L'entretien a porté sur "la consolidation du cessez-le-feu au Liban, l'arrêt de l'escalade militaire israélienne et les mesures à prendre à cet égard, y compris la possibilité de former une cellule à cette fin", selon la même source.

Cette cellule constituera "le premier test réel", a commenté le ministre iranien des Affaires étrangères, Abbas Araghchi.

De son côté, M. Vance a affirmé lundi que ce "mécanisme" était destiné à faire en sorte que "lorsque quelque chose se passe, cela ne se dégénère pas en escalade de plus grande ampleur".

"Nous pensons (...) que nous pouvons parvenir à une situation dans laquelle la souveraineté et l'intégrité territoriale du Liban est protégée, comme la sécurité d'Israël", a ajouté le vice-président américain à l'issue des pourparlers en Suisse.

"Cela va nécessiter une certaine coordination avec les forces armées libanaises, et aussi que les Iraniens maîtrisent le Hezbollah", a-t-il avancé.

Des affrontements meurtriers entre Israël et le Hezbollah ont eu lieu vendredi et samedi au Liban, faisant vaciller le protocole d'accord irano-américain qui prévoit la fin des hostilités sur tous les fronts.

"Nous négocions pour nous-mêmes" 

Le Liban connaît désormais une accalmie, confirmée lundi par le porte-parole du secrétaire général de l'ONU Antonio Guterres. Dimanche "a été le premier jour depuis la reprise des hostilités le 2 mars au Liban" où les Casques Bleus "n'ont pas détecté des tirs ou des interceptions", a affirmé Stéphane Dujarric, selon qui ce calme "s'est poursuivi ce (lundi) matin".

Le Premier ministre israélien Benjamin Netanyahu a toutefois prévenu lundi que les soldats déployés dans le sud du Liban "disposent d'une liberté d'action totale pour neutraliser toute menace directe ou potentielle à leur encontre ou à l'encontre des habitants du nord" d'Israël.

"L'armée israélienne ne fait l'objet d'aucune restriction sur cette question", a ajouté M. Netanyahu, selon un communiqué de son bureau.

L'entente pour créer une cellule de crise, qui n'inclut pas Israël, intervient à la veille de nouvelles discussions directes à Washington entre le Liban et Israël, qui n'entretiennent pas de relations diplomatiques.

Il s'agira de la cinquième session depuis le début de la guerre entre le Hezbollah et Israël le 2 mars.

Le mouvement chiite a attaqué Israël pour venger la mort le 28 février du guide suprême iranien Ali Khamenei, dans l'offensive américano-israélienne.

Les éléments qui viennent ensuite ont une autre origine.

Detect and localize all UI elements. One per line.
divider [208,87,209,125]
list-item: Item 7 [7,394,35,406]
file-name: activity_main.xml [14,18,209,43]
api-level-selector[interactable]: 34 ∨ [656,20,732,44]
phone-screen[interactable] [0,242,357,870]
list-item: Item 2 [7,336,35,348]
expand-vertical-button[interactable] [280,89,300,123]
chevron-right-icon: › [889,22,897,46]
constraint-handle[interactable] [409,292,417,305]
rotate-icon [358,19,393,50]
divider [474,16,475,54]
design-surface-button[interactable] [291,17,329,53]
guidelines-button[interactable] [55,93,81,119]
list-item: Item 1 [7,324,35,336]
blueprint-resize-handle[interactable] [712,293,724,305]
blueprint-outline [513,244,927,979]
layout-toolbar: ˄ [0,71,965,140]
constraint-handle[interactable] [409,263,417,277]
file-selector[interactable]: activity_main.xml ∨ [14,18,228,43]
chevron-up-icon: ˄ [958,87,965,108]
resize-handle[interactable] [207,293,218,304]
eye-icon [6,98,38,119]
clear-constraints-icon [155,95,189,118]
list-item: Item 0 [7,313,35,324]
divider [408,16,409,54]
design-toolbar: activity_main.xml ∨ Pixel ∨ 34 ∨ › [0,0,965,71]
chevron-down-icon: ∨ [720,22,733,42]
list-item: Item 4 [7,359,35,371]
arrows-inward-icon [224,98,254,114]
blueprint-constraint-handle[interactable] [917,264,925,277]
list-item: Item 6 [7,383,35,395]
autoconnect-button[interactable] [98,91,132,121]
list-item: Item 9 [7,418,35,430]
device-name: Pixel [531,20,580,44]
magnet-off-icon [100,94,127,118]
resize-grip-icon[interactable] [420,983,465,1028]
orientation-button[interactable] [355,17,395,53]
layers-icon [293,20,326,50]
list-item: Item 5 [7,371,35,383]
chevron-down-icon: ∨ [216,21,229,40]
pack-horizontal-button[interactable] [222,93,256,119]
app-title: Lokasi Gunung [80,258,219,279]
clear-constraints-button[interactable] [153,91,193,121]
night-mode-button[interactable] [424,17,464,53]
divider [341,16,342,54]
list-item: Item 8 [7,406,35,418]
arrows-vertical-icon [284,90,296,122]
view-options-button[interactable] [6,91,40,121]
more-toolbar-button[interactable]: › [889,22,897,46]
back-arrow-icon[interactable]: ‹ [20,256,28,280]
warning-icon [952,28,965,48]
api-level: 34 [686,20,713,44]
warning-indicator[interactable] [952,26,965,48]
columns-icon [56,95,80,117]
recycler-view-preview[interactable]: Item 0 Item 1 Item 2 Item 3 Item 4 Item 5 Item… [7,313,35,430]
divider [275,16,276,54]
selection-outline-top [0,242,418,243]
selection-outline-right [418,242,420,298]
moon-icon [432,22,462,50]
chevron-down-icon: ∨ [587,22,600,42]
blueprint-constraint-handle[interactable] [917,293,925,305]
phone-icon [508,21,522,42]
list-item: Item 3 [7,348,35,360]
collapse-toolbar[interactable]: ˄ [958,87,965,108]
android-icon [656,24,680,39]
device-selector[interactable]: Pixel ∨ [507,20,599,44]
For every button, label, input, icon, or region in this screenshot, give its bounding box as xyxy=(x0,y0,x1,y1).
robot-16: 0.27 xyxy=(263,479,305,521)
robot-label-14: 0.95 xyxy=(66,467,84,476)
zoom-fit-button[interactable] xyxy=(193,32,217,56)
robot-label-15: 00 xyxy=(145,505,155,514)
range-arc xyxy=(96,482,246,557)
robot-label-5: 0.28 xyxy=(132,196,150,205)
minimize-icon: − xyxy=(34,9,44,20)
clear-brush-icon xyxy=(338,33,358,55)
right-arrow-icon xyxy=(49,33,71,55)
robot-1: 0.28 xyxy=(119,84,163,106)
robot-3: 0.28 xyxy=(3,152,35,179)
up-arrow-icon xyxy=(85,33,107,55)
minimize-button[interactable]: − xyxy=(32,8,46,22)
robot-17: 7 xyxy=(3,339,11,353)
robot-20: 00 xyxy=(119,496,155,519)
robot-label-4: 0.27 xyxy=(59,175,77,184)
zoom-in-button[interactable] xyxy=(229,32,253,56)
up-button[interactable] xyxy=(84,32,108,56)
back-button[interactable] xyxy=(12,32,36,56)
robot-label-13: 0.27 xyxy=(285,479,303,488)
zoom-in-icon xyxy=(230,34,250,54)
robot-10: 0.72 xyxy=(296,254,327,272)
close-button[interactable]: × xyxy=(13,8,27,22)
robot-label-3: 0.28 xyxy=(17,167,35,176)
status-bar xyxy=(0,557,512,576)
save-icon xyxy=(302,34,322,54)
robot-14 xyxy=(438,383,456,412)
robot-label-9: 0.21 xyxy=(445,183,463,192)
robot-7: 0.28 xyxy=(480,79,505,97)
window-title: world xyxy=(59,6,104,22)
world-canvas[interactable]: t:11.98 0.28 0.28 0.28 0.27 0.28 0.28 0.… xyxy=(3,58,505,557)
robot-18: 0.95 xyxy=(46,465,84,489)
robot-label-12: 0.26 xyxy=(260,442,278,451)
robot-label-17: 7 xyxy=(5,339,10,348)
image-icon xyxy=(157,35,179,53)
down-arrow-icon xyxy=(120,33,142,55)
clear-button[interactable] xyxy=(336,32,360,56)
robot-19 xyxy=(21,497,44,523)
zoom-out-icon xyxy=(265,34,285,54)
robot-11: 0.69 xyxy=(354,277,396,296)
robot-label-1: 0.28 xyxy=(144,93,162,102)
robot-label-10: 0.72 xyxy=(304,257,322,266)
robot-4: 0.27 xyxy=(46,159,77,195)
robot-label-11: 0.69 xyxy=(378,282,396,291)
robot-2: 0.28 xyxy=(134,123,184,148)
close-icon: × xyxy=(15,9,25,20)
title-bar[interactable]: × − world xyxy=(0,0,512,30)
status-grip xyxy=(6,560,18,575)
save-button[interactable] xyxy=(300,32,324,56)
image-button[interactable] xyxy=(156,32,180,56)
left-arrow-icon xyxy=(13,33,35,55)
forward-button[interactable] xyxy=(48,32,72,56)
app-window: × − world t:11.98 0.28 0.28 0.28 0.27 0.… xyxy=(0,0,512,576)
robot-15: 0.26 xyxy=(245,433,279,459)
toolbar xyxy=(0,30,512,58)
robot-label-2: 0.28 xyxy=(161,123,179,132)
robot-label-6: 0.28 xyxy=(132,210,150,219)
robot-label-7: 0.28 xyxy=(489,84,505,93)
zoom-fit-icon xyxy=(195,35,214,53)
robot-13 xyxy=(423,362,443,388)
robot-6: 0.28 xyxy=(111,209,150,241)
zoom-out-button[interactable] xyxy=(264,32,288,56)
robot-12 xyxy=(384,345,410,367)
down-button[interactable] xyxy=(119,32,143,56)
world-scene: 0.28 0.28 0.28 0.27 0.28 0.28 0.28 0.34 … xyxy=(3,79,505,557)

Les frappes israéliennes de représailles ont fait plus de 4.000 morts.

Une trêve, théoriquement en vigueur depuis le 17 avril, n'a jamais été respectée.

"Nous négocions pour nous-mêmes, et n'acceptons pas qu'une autre partie négocie pour nous", a insisté Joseph Aoun lundi.

"Nous accueillons toute aide venant de tout pays pour mettre fin à la guerre (...) mais il y a une grande différence entre oeuvrer à nous aider et s'ingérer dans nos affaires internes", a-t-il rappelé, dans une allusion à l'Iran, qui a longtemps exercé une forte influence au Liban à travers le Hezbollah.

Beyrouth, qui s'est employé au cours des derniers mois à dissocier les dossiers libanais et iranien, pousse en faveur de la réussite des pourparlers de Washington, auxquels s'oppose le Hezbollah, afin de mettre fin à la guerre et de déterminer l'avenir des relations entre les deux pays.